Since coarse grained metals are typically more ductile but weaker than their nanograined counterparts, a tradeoff between plastic flow strength and toughness is inevitable. However, recent advancements show that gradient nanostructured metals have the potential to bridge this flow strength-toughness barrier [9]. These materials are processed in such a way to produce a spatial gradient in a nanostructural feature. By incorporating structural heterogeneities, properties can be improved or maintained in comparison to those of the homogeneous components [10]. For example, gradient nanograined (GNG) metals contain a spatial gradient of increasing/decreasing grain size. Many GNG metals have shown improved flow strength with maintained or improved ductility compared to the bulk coarse-grained samples [11], [12], [13], [14], [15], [16], [17]. Using the same concept of incorporating a range of grain sizes to employ the Hall-Petch effect, bimodal grain structures contain large coarse grains surrounded by nanograins and typically exhibit improved ductility, but reduced flow stress compared to their nanograined counterparts [10,18,19].
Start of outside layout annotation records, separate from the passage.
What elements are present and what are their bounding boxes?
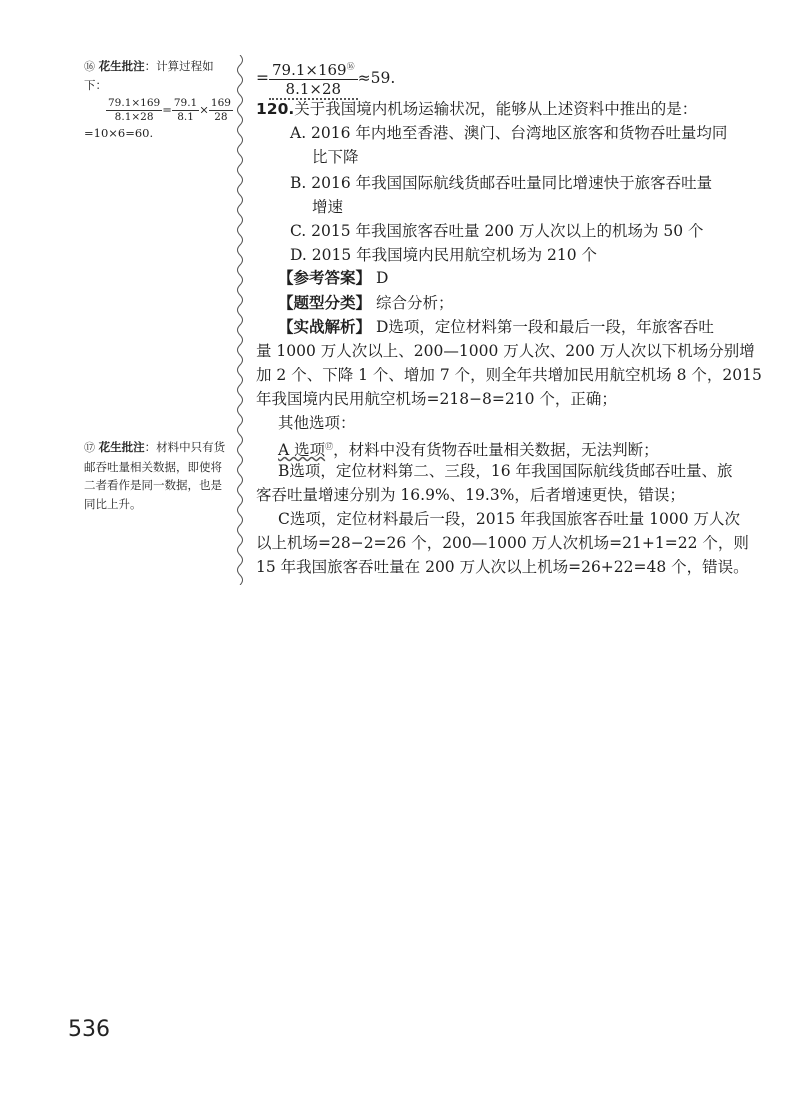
fraction: $\frac{79.1}{8.1}$ (173, 97, 198, 123)
option-c-analysis-cont: 15 年我国旅客吞吐量在 200 万人次以上机场=26+22=48 个，错误。 (256, 558, 749, 576)
option-b-analysis: B选项，定位材料第二、三段，16 年我国国际航线货邮吞吐量、旅 (278, 462, 733, 480)
option-d: D. 2015 年我国境内民用航空机场为 210 个 (290, 246, 598, 264)
note-result: =10×6=60. (84, 126, 154, 140)
note-marker: ⑯ (84, 60, 95, 73)
analysis-line: 【实战解析】 D选项，定位材料第一段和最后一段，年旅客吞吐 (278, 318, 714, 336)
formula-line: = $\frac{79.1\times 169^⑯}{8.1\times 28}$ ≈59. (256, 58, 395, 100)
note-line: 二者看作是同一数据，也是 (84, 478, 222, 492)
option-c-analysis: C选项，定位材料最后一段，2015 年我国旅客吞吐量 1000 万人次 (278, 510, 741, 528)
question-stem: 120.关于我国境内机场运输状况，能够从上述资料中推出的是： (256, 100, 698, 118)
option-c-analysis-cont: 以上机场=28−2=26 个，200—1000 万人次机场=21+1=22 个，则 (256, 534, 749, 552)
note-line: 邮吞吐量相关数据，即使将 (84, 459, 222, 474)
note-text: ：计算过程如下： (84, 59, 214, 92)
reference-answer: 【参考答案】 D (278, 269, 389, 287)
side-note-16 (84, 57, 234, 143)
option-b-analysis-cont: 客吞吐量增速分别为 16.9%、19.3%，后者增速更快，错误； (256, 486, 685, 504)
option-a-analysis: A 选项⑰，材料中没有货物吞吐量相关数据，无法判断； (278, 441, 659, 460)
option-a-cont: 比下降 (312, 148, 359, 166)
note-label: 花生批注 (98, 59, 145, 73)
fraction: $\frac{79.1\times 169}{8.1\times 28}$ (108, 97, 161, 123)
note-calc: $\frac{79.1\times 169}{8.1\times 28}$ = $\frac{79.1}{8.1}$ × $\frac{169}{28}$ (108, 97, 231, 123)
option-b: B. 2016 年我国国际航线货邮吞吐量同比增速快于旅客吞吐量 (290, 174, 713, 192)
side-note-17: ⑰ 花生批注：材料中只有货 邮吞吐量相关数据，即使将 二者看作是同一数据，也是 同比上升。 (84, 438, 236, 513)
option-b-cont: 增速 (312, 198, 344, 216)
note-marker: ⑰ (84, 441, 95, 454)
option-c: C. 2015 年我国旅客吞吐量 200 万人次以上的机场为 50 个 (290, 222, 704, 240)
fraction: $\frac{169}{28}$ (210, 97, 231, 123)
analysis-line: 加 2 个、下降 1 个、增加 7 个，则全年共增加民用航空机场 8 个，2015 (256, 366, 762, 384)
note-line: 同比上升。 (84, 496, 142, 511)
analysis-line: 量 1000 万人次以上、200—1000 万人次、200 万人次以下机场分别增 (256, 342, 755, 360)
note-label: 花生批注 (98, 440, 145, 454)
question-number: 120. (256, 100, 295, 118)
analysis-line: 年我国境内民用航空机场=218−8=210 个，正确； (256, 390, 617, 408)
other-options-heading: 其他选项： (278, 414, 356, 432)
page-number: 536 (68, 1017, 110, 1042)
question-type: 【题型分类】 综合分析； (278, 294, 454, 312)
option-a: A. 2016 年内地至香港、澳门、台湾地区旅客和货物吞吐量均同 (290, 124, 728, 142)
formula-fraction: $\frac{79.1\times 169^⑯}{8.1\times 28}$ (269, 58, 358, 100)
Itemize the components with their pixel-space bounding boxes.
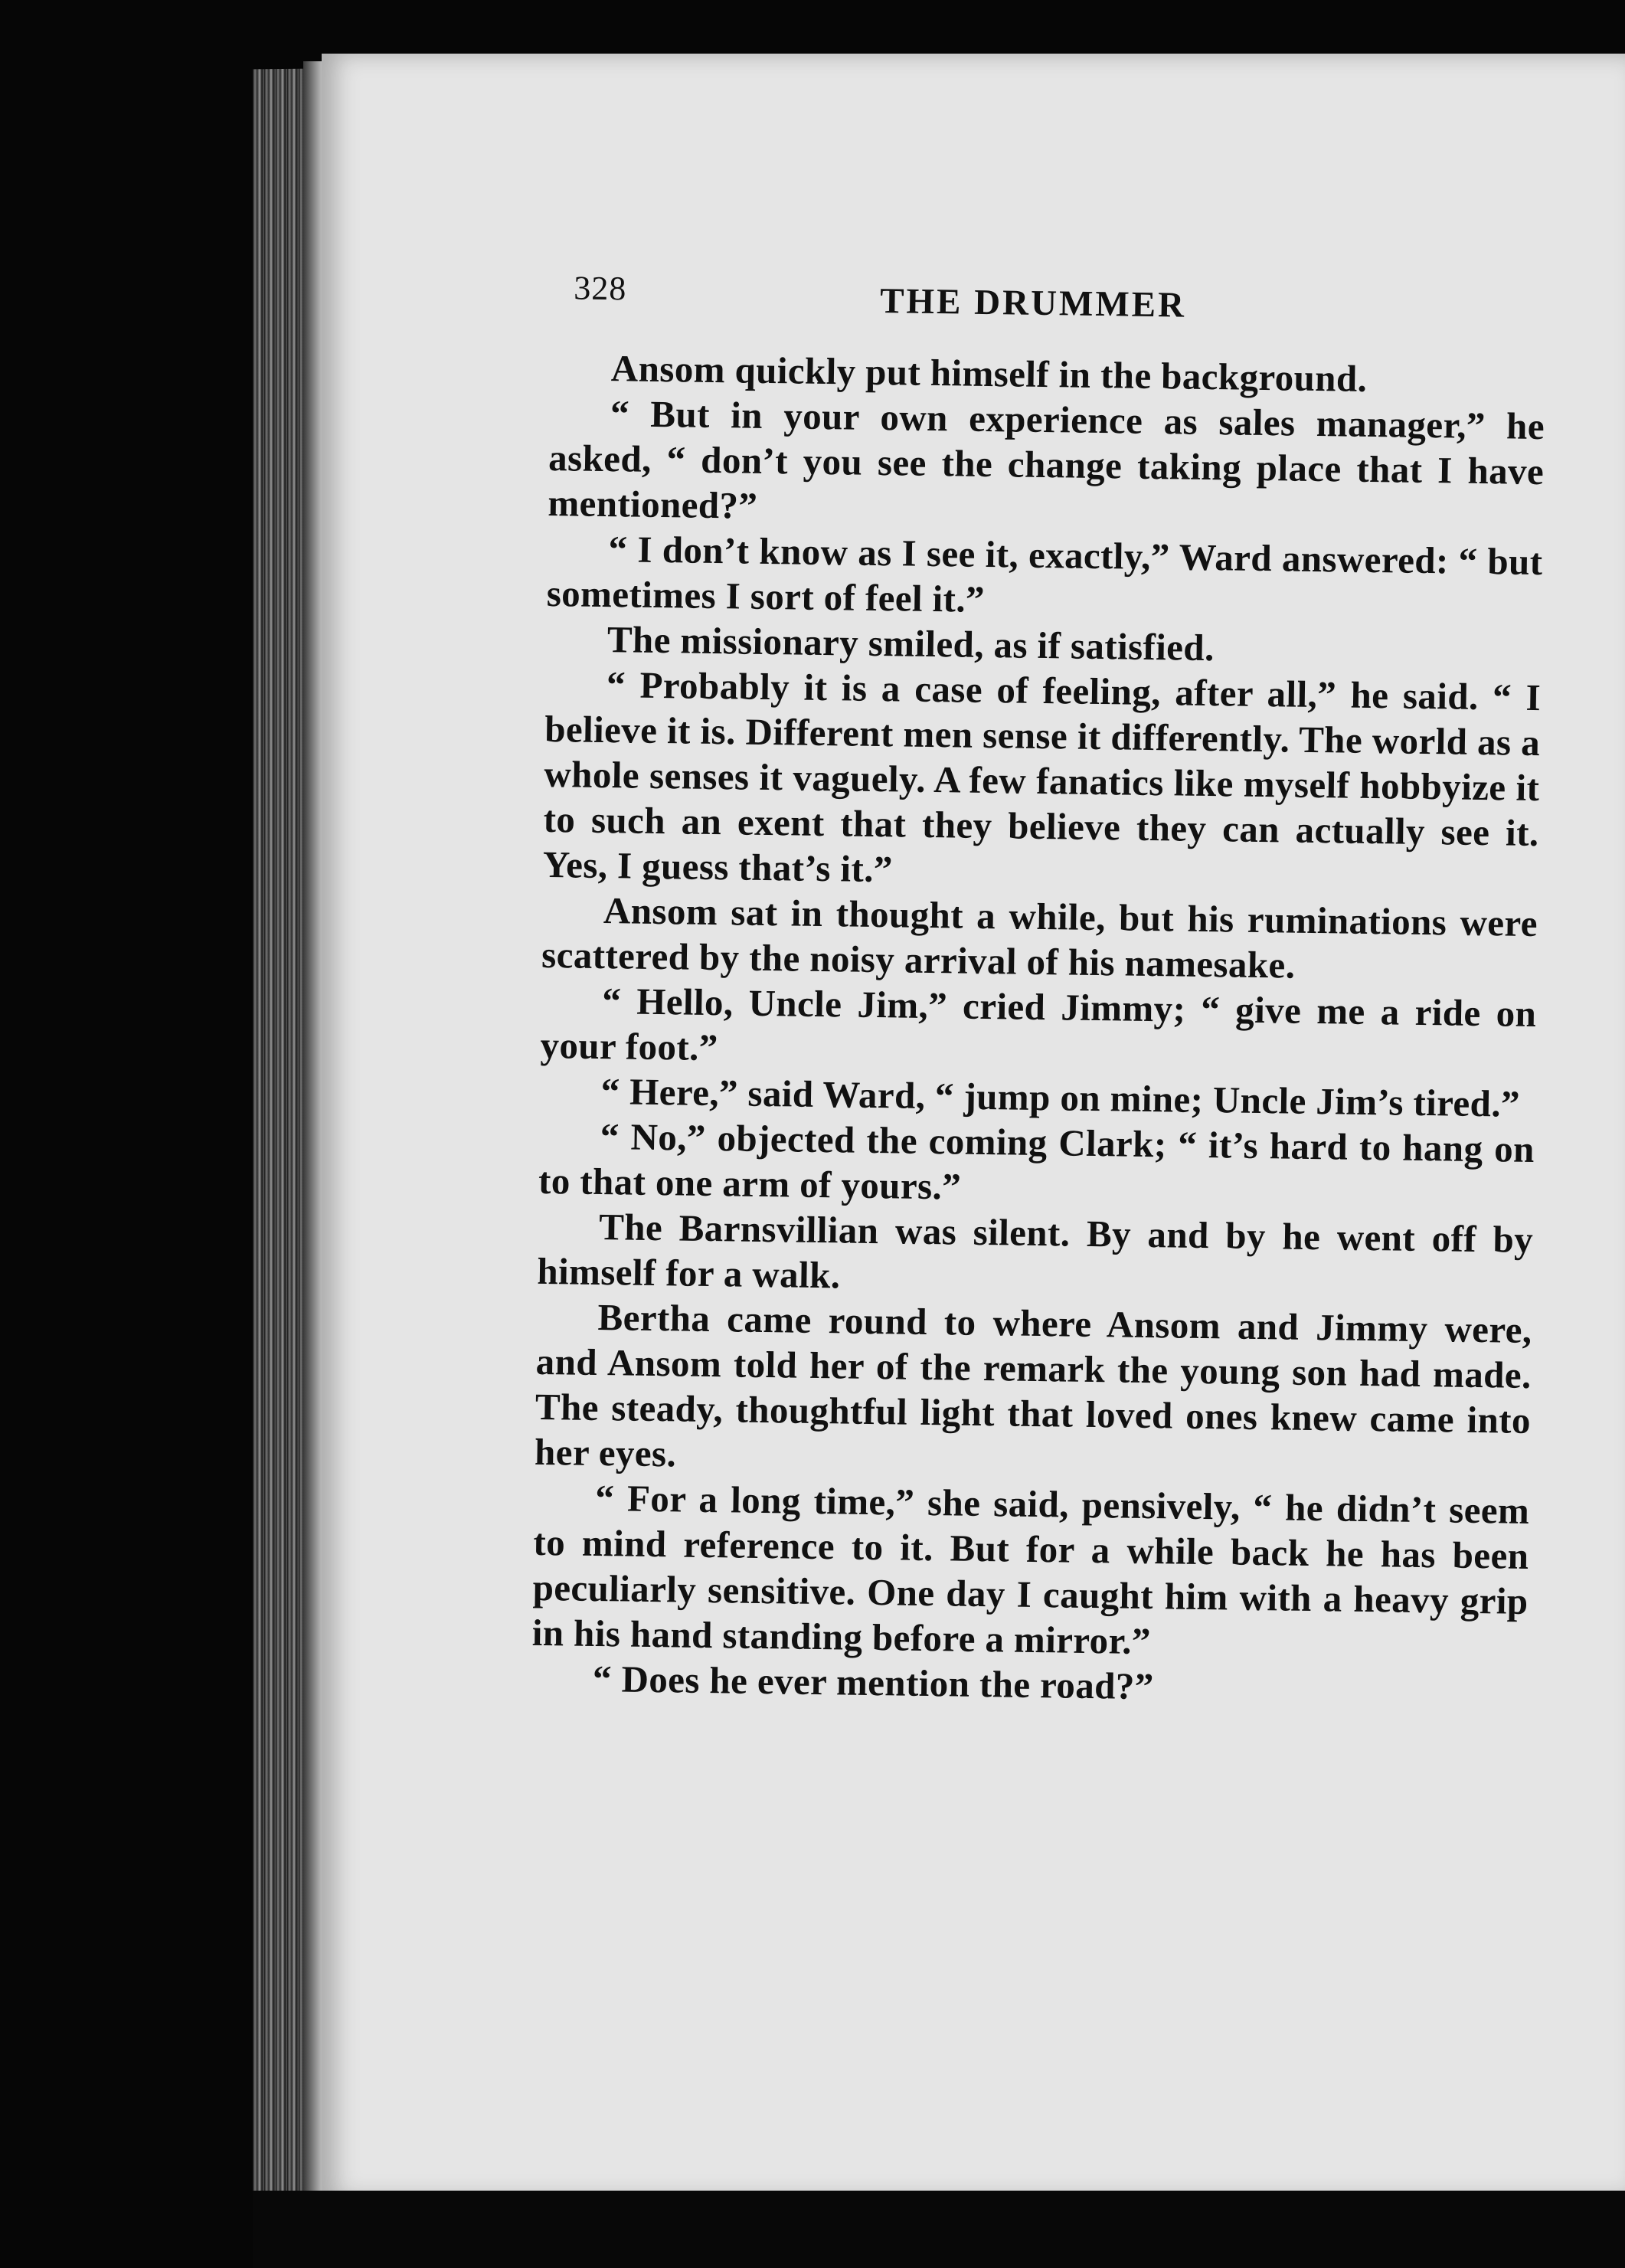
paragraph: “ No,” objected the coming Clark; “ it’s hard to hang on to that one arm of yours.” [538, 1115, 1535, 1208]
paragraph: “ But in your own experience as sales manager,” he asked, “ don’t you see the change taking place that I have mentioned?” [548, 392, 1545, 527]
page-number: 328 [574, 269, 627, 308]
paragraph: “ Hello, Uncle Jim,” cried Jimmy; “ give me a ride on your foot.” [540, 980, 1537, 1069]
running-head: THE DRUMMER [879, 281, 1187, 326]
page-block-edge [253, 69, 306, 2230]
paragraph: “ Here,” said Ward, “ jump on mine; Uncle Jim’s tired.” [600, 1070, 1521, 1125]
page-header [550, 253, 1547, 358]
paragraph: “ For a long time,” she said, pensively, “ he didn’t seem to mind reference to it. But for a while back he has been peculiarly sensitive. One day I caught him with a heavy grip in his hand standing before a mirror.” [531, 1476, 1530, 1663]
bottom-shadow [253, 2191, 1625, 2268]
paragraph: “ Does he ever mention the road?” [592, 1657, 1155, 1708]
paragraph: Ansom quickly put himself in the background. [610, 347, 1368, 400]
paragraph: The missionary smiled, as if satisfied. [607, 618, 1215, 669]
paragraph: Ansom sat in thought a while, but his ruminations were scattered by the noisy arrival of his namesake. [541, 889, 1538, 987]
paragraph: “ I don’t know as I see it, exactly,” Ward answered: “ but sometimes I sort of feel it.” [546, 528, 1543, 620]
paragraph: “ Probably it is a case of feeling, after all,” he said. “ I believe it is. Different men sense it differently. The world as a whole senses it vaguely. A few fanatics like myself hobbyize it to such an exent that they believe they can actually see it. Yes, I guess that’s it.” [542, 663, 1542, 891]
text-block [531, 253, 1547, 1714]
paragraph: The Barnsvillian was silent. By and by he went off by himself for a walk. [537, 1205, 1534, 1297]
paragraph: Bertha came round to where Ansom and Jimmy were, and Ansom told her of the remark the young son had made. The steady, thoughtful light that loved ones knew came into her eyes. [534, 1295, 1532, 1475]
Both GNG and bimodal metals exhibit heterogeneous deformation, which provides material strengthening. Coarse grains yield at lower flow strengths than nanograins, causing a mechanical incompatibility which is accommodated by geometrically necessary dislocations. Pile-up of dislocations at the boundary between hard and soft domains will induce back stress in the soft domain (appearing harder) and forward stress in the hard domain [[11], [12], [13],15]. These heterogeneous deformation induced (HDI) stresses cause strengthening of the material. While HDI strengthening can be present in both GNG and bimodal structures, the stress and strain distributions differ: In bimodal structures, high stresses and high strains are discretely localized in the nanograins and coarse grains, respectively [19,20]. In contrast, smooth stress and strain gradients develop within GNG materials which mirror the structural gradients [21], [22], [23], [24], [25]. The optimal stress and strain distributions for maximal mechanical performance are unknown.
Due to the challenges in experimentally examining the role of HDI stresses and corresponding activated plasticity mechanisms across the heterogeneous sample, crystal plasticity simulations of GNG structures have often been performed in attempt to gain an understanding of the mechanisms leading to improved mechanical performance. To reduce computational cost, the nanostructures are commonly simplified to be two dimensional or consist of artificial layers or representative volume elements with different material properties to represent the grain size gradient [[21], [22], [23],26]. These studies have shown that gradient plasticity occurs through the resultant stress and strain gradients that develop during loading [21], [22], [23], [24]. While these studies clearly demonstrate gradient plasticity, they lack the realistic nanostructures or crystal plasticity framework necessary to study the plasticity mechanisms activated during deformation which contribute to improved properties.
We have recently demonstrated synergistically improved strength and toughness in heterogeneous nanostructures formed through impact of initially single crystal silver microcubes [17]. Distinct nanostructures are formed depending on the orientation of the single crystal cube upon impact: cubes impacted along the [100] direction produce a smooth gradient nanograined structure, while [111] and [110] impacted samples only undergo minimal recrystallization and more closely represent bimodal crystal structures [27]. Studying the nanostructures of similar uncompressed and compressed samples revealed that gradient plasticity occurs—with high GND density at interface regions clearly indicating the role of dislocation pile up and resultant HDI stresses [27]. Here, we use crystal plasticity simulations to investigate the structure-property relations of the heterogeneous nanostructures formed through impact of single-crystal Ag microcubes. This is the first crystal plasticity study of three-dimensional synthetic microstructures directly informed by experimental data of gradient nanograined structures performed at the same scale. Replicating the experimental microstructures—including the same size and geometry—is extremely important to accurately assess the deformation mechanisms in further detail with validation provided by the experiments. As a direct comparison to experiments, the crystal plasticity simulations elucidate the role of heterogeneous deformation and the associated plasticity mechanisms in improving mechanical properties.